As a backstop, I’ve ordered some Sarpo Mira and Sarpo Kifli potatoes from Thompson & Morgan which are blight resistant. I’ve also ordered some Setanta from Marshalls which is a new variety supposed to be even better than Sarpo. Well, we’ll see so long as I get the raised beds sorted before planting time!
After a promising start, it managed to cloud over and the wind picked up a bit. One of those lazy winds that goes through you rather than around you. The clouds threatened rain so went onto moving logs from the orchard into the wood store. Ash has a reputation as the best fire wood you can have, you’re even supposed to be able to burn it green. However, as with all wood, the dryer the better for burning. It’s about 30 to 35% on the moisture meter and the ideal is 20%
Actually I could have done with logging the ash a couple of months ago, I’m running down on seasoned wood for the stove and it would be a shame to have to buy in some logs when we’ve so much green wood around the place.
Missing Cat Home!!
I rang Freshfields animal rescue this morning and spoke to Lesley Tarleton who founded the charity. She was so sympathetic and genuine. I’ve met some charity people who seem to be in it for their ego but Lesley is in it for the animals. She offered to try and get the story in the local paper for us to help.
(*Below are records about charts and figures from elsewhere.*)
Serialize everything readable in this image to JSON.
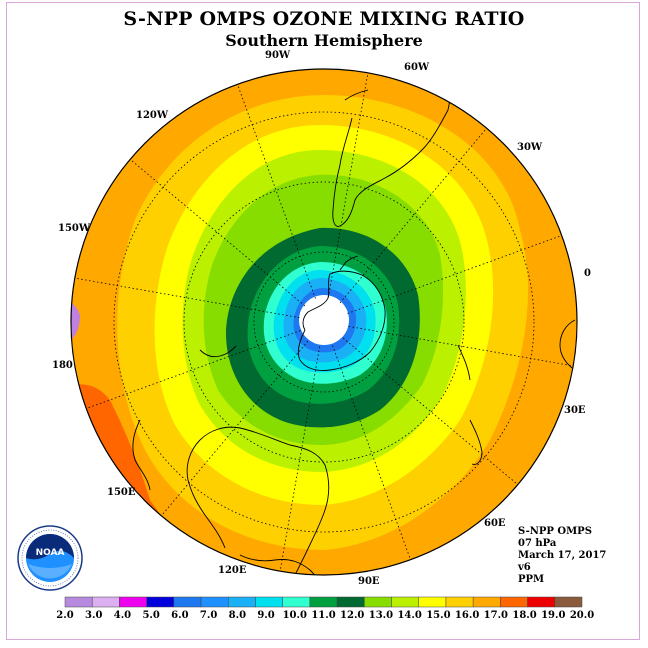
{
  "title": "S-NPP OMPS OZONE MIXING RATIO",
  "subtitle": "Southern Hemisphere",
  "longitude_labels": [
    "90W",
    "60W",
    "30W",
    "0",
    "30E",
    "60E",
    "90E",
    "120E",
    "150E",
    "180",
    "150W",
    "120W"
  ],
  "info": {
    "instrument": "S-NPP OMPS",
    "level": "07 hPa",
    "date": "March 17, 2017",
    "version": "v6",
    "unit": "PPM"
  },
  "logo": {
    "text": "NOAA",
    "icon": "noaa-logo-icon"
  },
  "legend": {
    "ticks": [
      "2.0",
      "3.0",
      "4.0",
      "5.0",
      "6.0",
      "7.0",
      "8.0",
      "9.0",
      "10.0",
      "11.0",
      "12.0",
      "13.0",
      "14.0",
      "15.0",
      "16.0",
      "17.0",
      "18.0",
      "19.0",
      "20.0"
    ],
    "colors": [
      "#b78ae0",
      "#dcb0f0",
      "#ee00ee",
      "#0000dd",
      "#1e78f0",
      "#1e90ff",
      "#1ab0f5",
      "#00e0ee",
      "#30ffd0",
      "#00a040",
      "#006a30",
      "#88dd00",
      "#bbf000",
      "#ffff00",
      "#ffd000",
      "#ffa800",
      "#ff6600",
      "#ee0000",
      "#8b5a3c"
    ]
  },
  "map_data": {
    "projection": "south-polar-stereographic",
    "variable": "ozone mixing ratio",
    "contour_levels_ppm": [
      10,
      11,
      12,
      13,
      14,
      15,
      16,
      17,
      18
    ],
    "pole_min_ppm": 7.0,
    "outer_max_ppm": 17.5
  }
}
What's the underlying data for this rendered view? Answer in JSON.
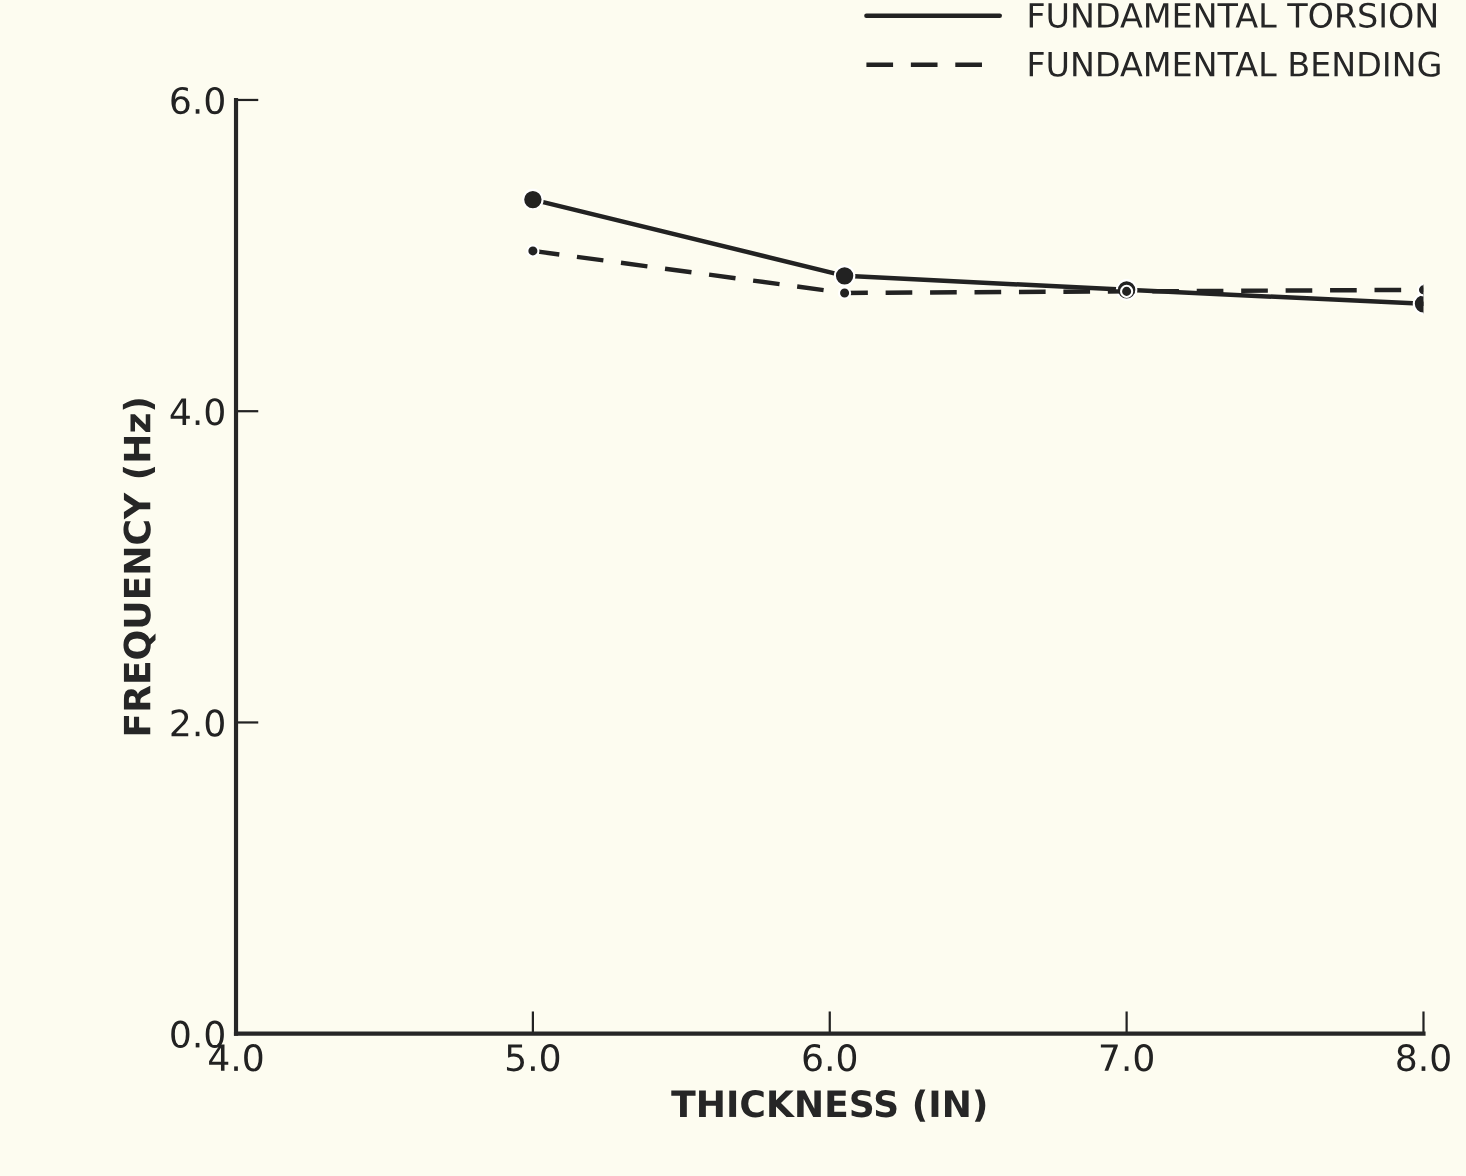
{
  "chart_data": {
    "type": "line",
    "xlabel": "THICKNESS (IN)",
    "ylabel": "FREQUENCY (Hz)",
    "x": [
      5.0,
      6.05,
      7.0,
      8.0
    ],
    "series": [
      {
        "name": "FUNDAMENTAL TORSION",
        "color": "#222222",
        "line_style": "solid",
        "values": [
          5.36,
          4.87,
          4.78,
          4.69
        ]
      },
      {
        "name": "FUNDAMENTAL BENDING",
        "color": "#222222",
        "line_style": "dashed",
        "values": [
          5.03,
          4.76,
          4.77,
          4.78
        ]
      }
    ],
    "xlim": [
      4.0,
      8.0
    ],
    "ylim": [
      0.0,
      6.0
    ],
    "xticks": [
      {
        "value": 4.0,
        "label": "4.0"
      },
      {
        "value": 5.0,
        "label": "5.0"
      },
      {
        "value": 6.0,
        "label": "6.0"
      },
      {
        "value": 7.0,
        "label": "7.0"
      },
      {
        "value": 8.0,
        "label": "8.0"
      }
    ],
    "yticks": [
      {
        "value": 0.0,
        "label": "0.0"
      },
      {
        "value": 2.0,
        "label": "2.0"
      },
      {
        "value": 4.0,
        "label": "4.0"
      },
      {
        "value": 6.0,
        "label": "6.0"
      }
    ],
    "marker": "circle",
    "grid": false,
    "legend": "top right"
  }
}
So I spent the morning sorting out photos and putting together quotes that they might use about how we were missing her.
Then this evening she just walked in as if nothing had happened. Not even very hungry despite me opening a tin of Gourmet – the really good stuff and only for treats or poorly cats. She took a quick wander around the house and settled in to sleep by the fire. We’re so relieved and happy.